Page MenuHomePhabricator

Store generated ebooks
Open, Needs TriagePublic

Description

A few times (T253283, T265660, etc.) we've discussed caching the fully generated ebooks. So far, we've settled on only caching some components of the books, e.g. API request results. But there are still many issues with the tool's stability and the speed of rendering. To improve these, we should investigate storing the generated ebooks forever (and refreshing them on demand).

We may still want to move to a job queue (T345406), and so having books stored in a place that can be written to by multiple independent instances will be useful.

  • Use Cloud VPS object storage
  • Use a library such as Flysystem (via league/flysystem-bundle) that can use the local filesystem in development and test, and Swift (which is S3 compatible) for the public tool
  • Store in a single container, with paths matching the book's wiki page and prefixed with the subdomain of the Wikisource (using mul for wikisourge.org)
  • Add a new database table, e.g. books_stored { lang, title, format, images, credits, font, generated_time, start_time, last_accessed } with a unique constraint on lang, title, format, images, credits, font.
  • When a book is requested, if it isn't already in the table, add it. If it is already there, update last_accessed and redirect the user to download it.
  • A continuous Toolforge job (or more than one) will run, and when there's a row there with no generated_time pick up that job by adding a start_time.
  • The book will be generated and stored in the object storage, and the generated_time updated.
  • The original request will wait for a short amount of time (~10 sec) in case the book is generated quickly (which in most cases it will be).
  • Subsequent requests for the same book are idempotent (other than updating the last_accessed), and will return the book once it's been generated.
  • If no book is generated in time, a 202 response will be returned.

Cleaning up:

  • Dead jobs can be identified and purged, based on having a too-old start_time.
  • Unused stored files can be deleted based on last_accessed being older than some threshold.

Outstanding questions:

  • Store epubs only? In order to reduce how much gets stored. No, we can store everything for now, and revisit if it gets too big.
  • How much will be stored?
  • Reduce the number of things that can split the cache — currently the options that will change the output (other than format) are: images, fonts, and the credits page (we could do away with the last of these with T276672). The tool also the option of including categories, but that's only used in the AtomGenerator so doesn't apply here.
  • Is there a Swift system of evicting the oldest (if we e.g. update the modification time when accessing?) If we store the last_accessed in the database, we can evict based on that.
  • For access, do we stream the file through the web server, or redirect the client to the (non-stable) public bucket URL (i.e. https://object.eqiad1.wikimediacloud.org/PROJECT:BUCKET/…)? Redirect to the latter, and make it clear that people shouldn't treat that URL as stable. This also means that we need to make the filename as stored there be a useful one for people to end up downloading, because we can't set a Content-Disposition header to define a filename.
  • How to provide bulk download of all books (by language)? Looks likely to be possible based on the above design. Details left for a separate task, if anyone actually asks for it (which they haven't yet).

Details

Related Changes in GitLab:
TitleReferenceAuthorSource BranchDest Branch
Draft: Add job queue database and processingtoolforge-repos/wsexport!2samwilsonstored-booksmain
Customize query in GitLab

Event Timeline

Restricted Application added a subscriber: Aklapper. · View Herald Transcript
  1. Consider flushing outdated books from the cache periodically. Probably basing on a querry to RC and tables with dependencies. (outdated = pages that they depend on were modified by users after the book was generated)
  1. Kindles refuse to download an ebook if its base url does not end with a supported extension; it would be nice to support it if technically possible.
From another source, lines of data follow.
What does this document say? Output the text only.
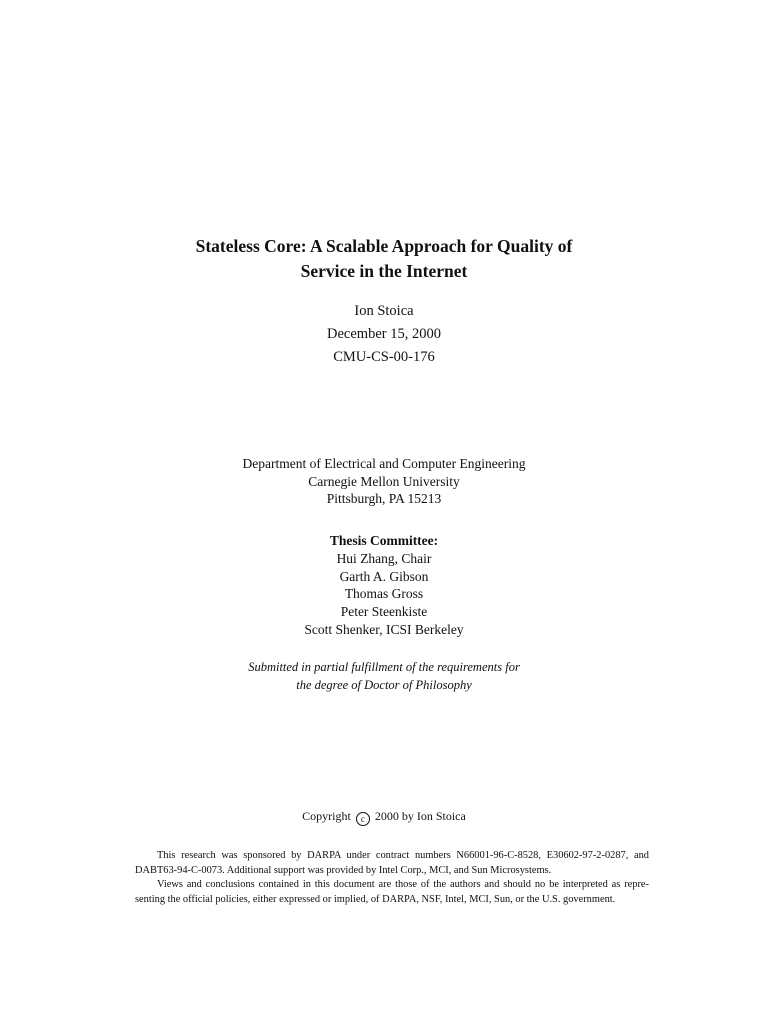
Stateless Core: A Scalable Approach for Quality of
Service in the Internet
Ion Stoica
December 15, 2000
CMU-CS-00-176
Department of Electrical and Computer Engineering
Carnegie Mellon University
Pittsburgh, PA 15213
Thesis Committee:
Hui Zhang, Chair
Garth A. Gibson
Thomas Gross
Peter Steenkiste
Scott Shenker, ICSI Berkeley
Submitted in partial fulfillment of the requirements for
the degree of Doctor of Philosophy
Copyright c 2000 by Ion Stoica

This research was sponsored by DARPA under contract numbers N66001-96-C-8528, E30602-97-2-0287, and

DABT63-94-C-0073. Additional support was provided by Intel Corp., MCI, and Sun Microsystems.

Views and conclusions contained in this document are those of the authors and should no be interpreted as repre-

senting the official policies, either expressed or implied, of DARPA, NSF, Intel, MCI, Sun, or the U.S. government.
That's an interesting point about Kindle wanting a foo.epub URL. Can you raise that as a separate task? It shouldn't be too hard.

For flushing based on RC, that's a good idea, but it could be tricky: for example, we don't have a solid way to map from Page NS edits to main NS, so an edit to Page:Lorem.pdf/23 would need to somehow purge the stored Lorem_Ipsum/Vol_1 book. The usual problem with this sort of thing is that my the time you've determined something should be purged from the cache you've already rebuilt the new value so you might as well just wait till it's requested!

I've started a PR for this: https://github.com/wikimedia/ws-export/pull/546 (not ready for review yet, but ideas very welcome). One oddity (described as "t.b.d." in this task's description) is that when you request a book from e.g. /?page=Lorem&lang=la it currently will send you the EPUB, but with this patch it'll a) submit a job; b) wait for up to 10 seconds; and if the job queue is processed fast enough it'll send the EPUB within that time, but if not then c) any subsequent request will try the same and once the book is available it'll send it. This works fine when the queue is being processed fast enough, and we can add multiple queue processing servers to speed it up, and drop things that have been queued for too long. But yeah, open to ideas!